Infelizmente, os deputados da Comissão de Trabalho da Câmara não se sensibilizaram com o apelo final feito pelo autor do projeto na sua justificação. Solidário a ele, transcrevo suas palavras, por considerar que retratam fielmente esse que considero mais um gravíssimo problema do nosso país: “Por uma questão de justiça com tantos brasileiros que estudam horas infindáveis e arcam com altas despesas com material de estudo e cursinhos, em detrimento de momentos preciosos de suas vidas junto aos seus familiares, entre outros sacrifícios, além do risco de termos pessoas despreparadas e desonestas em tantos cargos públicos de alta relevância para o país, peço o indispensável apoio dos meus ilustres colegas nesta Casa no sentido de aprovar o projeto de lei que ora submeto à Câmara dos Deputados, como forma de fazermos com que todos os envolvidos no processo seletivo possam, efetivamente, cercar-se dos cuidados devidos para os concursos, e os candidatos possam abraçar as carreiras para as quais se prepararam e optaram. Além de punir aqueles que insistirem em desrespeitar as leis.”

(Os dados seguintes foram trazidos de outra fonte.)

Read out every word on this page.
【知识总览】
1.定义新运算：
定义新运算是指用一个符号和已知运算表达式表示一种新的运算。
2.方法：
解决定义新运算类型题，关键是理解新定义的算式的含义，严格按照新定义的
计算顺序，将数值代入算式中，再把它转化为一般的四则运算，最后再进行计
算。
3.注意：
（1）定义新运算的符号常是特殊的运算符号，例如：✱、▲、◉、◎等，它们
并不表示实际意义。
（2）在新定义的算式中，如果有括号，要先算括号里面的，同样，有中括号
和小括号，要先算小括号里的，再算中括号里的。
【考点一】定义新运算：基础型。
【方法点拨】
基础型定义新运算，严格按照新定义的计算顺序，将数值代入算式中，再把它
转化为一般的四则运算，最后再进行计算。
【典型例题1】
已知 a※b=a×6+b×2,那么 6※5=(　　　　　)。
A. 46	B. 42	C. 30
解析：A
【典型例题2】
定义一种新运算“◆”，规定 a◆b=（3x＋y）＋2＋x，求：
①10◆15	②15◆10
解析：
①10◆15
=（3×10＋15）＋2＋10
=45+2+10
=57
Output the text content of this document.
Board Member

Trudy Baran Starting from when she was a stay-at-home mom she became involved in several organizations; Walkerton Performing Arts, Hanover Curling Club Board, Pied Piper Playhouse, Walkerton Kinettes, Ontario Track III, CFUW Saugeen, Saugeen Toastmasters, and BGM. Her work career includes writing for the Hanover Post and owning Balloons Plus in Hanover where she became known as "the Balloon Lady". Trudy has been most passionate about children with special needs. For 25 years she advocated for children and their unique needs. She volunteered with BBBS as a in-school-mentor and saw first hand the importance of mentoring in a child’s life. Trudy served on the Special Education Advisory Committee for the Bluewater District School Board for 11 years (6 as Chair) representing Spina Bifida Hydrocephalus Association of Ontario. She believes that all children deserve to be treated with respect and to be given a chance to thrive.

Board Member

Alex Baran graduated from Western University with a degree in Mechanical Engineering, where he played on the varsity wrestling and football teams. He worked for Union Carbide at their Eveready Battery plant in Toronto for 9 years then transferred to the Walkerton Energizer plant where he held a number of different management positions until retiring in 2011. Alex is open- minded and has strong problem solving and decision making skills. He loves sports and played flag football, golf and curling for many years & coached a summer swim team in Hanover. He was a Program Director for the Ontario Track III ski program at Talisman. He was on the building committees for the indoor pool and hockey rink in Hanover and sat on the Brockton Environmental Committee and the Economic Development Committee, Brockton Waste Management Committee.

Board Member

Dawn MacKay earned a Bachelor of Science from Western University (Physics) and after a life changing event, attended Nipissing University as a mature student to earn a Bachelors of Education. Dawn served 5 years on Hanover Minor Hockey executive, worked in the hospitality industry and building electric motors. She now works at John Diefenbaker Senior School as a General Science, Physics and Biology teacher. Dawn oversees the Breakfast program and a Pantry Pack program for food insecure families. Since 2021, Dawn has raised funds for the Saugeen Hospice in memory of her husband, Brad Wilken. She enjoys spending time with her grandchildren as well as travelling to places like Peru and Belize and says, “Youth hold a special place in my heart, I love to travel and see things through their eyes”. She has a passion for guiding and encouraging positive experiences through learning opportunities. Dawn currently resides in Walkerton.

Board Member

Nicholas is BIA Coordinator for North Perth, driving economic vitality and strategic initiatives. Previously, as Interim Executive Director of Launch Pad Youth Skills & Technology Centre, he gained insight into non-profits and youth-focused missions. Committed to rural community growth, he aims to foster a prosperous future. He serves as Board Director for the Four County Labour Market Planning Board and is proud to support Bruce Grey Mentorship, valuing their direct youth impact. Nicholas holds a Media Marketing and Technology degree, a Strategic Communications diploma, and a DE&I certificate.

De acordo com o regimento interno da Câmara, o projeto moralizador dos concursos públicos ainda poderia ser salvo. Mas, sinceramente, não creio que isso venha a acontecer. Como a proposta tem caráter conclusivo e foi rejeitada pela única comissão de análise do mérito, será arquivada, a não ser que haja recurso de 52 deputados para sua análise pelo Plenário.
Diante disso, e parafraseando o apresentador de televisão Boris Casoy, se o projeto for mesmo para o arquivo só me resta dizer: ISTO É UMA VERGONHA.